Statelessness: Challenging the “Europeaness” in the Baltics

    • IMG_7721
    • Presentation speakers
      • Anya Gromilova, Metropolitan University Prague, International Relations and European Studies Department (IRES)

    Abstract:
    After the successful “return” to Europe – the regaining of independence from Russia in the beginning of the 90s – Latvia and Estonia were quite successful in dealing with a vast number of issues related to their years under communism (changing forms of their governments, liberalizing the market etc.). Nevertheless, together with the independence came the dilemma of what to do with a large number of Russians (by ethnicity), people who decided to stay in these countries after the breakaway. According to some estimates Russian minority formed about 29% of the total number of population in Estonia and about 33% of the population in Latvia. The Citizenship and Language Laws adopted in these countries in the middle of the 90s did not improve the legal status of non-citizens and Russia has been continuously demanding to stop discrimination against its minorities living in the Baltic States.

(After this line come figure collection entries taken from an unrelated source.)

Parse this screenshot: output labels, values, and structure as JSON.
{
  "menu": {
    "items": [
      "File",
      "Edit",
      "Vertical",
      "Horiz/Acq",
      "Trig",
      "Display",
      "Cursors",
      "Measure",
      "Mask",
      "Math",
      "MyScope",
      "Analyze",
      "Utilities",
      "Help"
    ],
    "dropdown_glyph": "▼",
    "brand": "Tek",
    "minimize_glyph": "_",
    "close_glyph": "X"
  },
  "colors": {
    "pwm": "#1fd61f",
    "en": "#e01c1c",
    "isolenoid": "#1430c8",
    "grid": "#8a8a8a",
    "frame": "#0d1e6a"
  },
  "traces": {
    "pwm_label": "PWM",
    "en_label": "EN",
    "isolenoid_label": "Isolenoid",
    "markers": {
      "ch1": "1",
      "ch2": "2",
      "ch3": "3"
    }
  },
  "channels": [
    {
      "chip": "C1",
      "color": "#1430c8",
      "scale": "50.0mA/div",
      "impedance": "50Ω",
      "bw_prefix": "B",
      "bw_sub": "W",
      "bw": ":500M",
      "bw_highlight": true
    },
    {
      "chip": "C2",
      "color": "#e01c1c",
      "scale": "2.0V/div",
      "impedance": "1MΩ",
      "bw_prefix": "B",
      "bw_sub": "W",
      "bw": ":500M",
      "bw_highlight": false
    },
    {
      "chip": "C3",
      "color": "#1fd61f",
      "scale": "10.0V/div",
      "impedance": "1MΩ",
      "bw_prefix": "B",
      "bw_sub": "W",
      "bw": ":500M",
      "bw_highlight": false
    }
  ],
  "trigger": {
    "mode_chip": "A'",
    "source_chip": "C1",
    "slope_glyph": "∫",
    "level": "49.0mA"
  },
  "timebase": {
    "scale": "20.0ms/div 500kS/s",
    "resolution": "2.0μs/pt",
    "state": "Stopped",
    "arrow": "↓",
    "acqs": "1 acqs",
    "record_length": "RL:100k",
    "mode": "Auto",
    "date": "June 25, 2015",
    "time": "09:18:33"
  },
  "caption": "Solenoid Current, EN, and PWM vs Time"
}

At the same time, the Council of Europe had went a long way introducing the far-reaching human rights instruments and has been lately actively calling to protect stateless people claiming that “no one should be stateless in today’s Europe”. The ongoing integration in the EU shows us that the domestic policies are becoming more and more shaped by decisions made at the level of main European institutions. Nevertheless, the question of whether this is happening to a sufficient extent in Estonia and Latvia, remains open.
    In this paper I will use the concept of Europeanization and will concentrate more specifically on what Olsen in his article The Many Faces of Europeanization labelled as “domestic effect of Europeanization”: analysis of how the domestic institutions deal with the pressures coming from the European level. This paper will thus concentrate on the pressure coming from the European level to sort out the problem of “statelessness” on its territory. The comparative analysis of how European values and policy paradigms are internalized at the domestic level in Latvia and Estonia will help to cast further light on the challenges to the political identities of these countries. Moreover, this paper will show how despite the Europe’s general move towards the better protection of the human rights, Latvia and Estonia’s treatment of non-citizens can indicate some signs of resentment towards Europeanization there.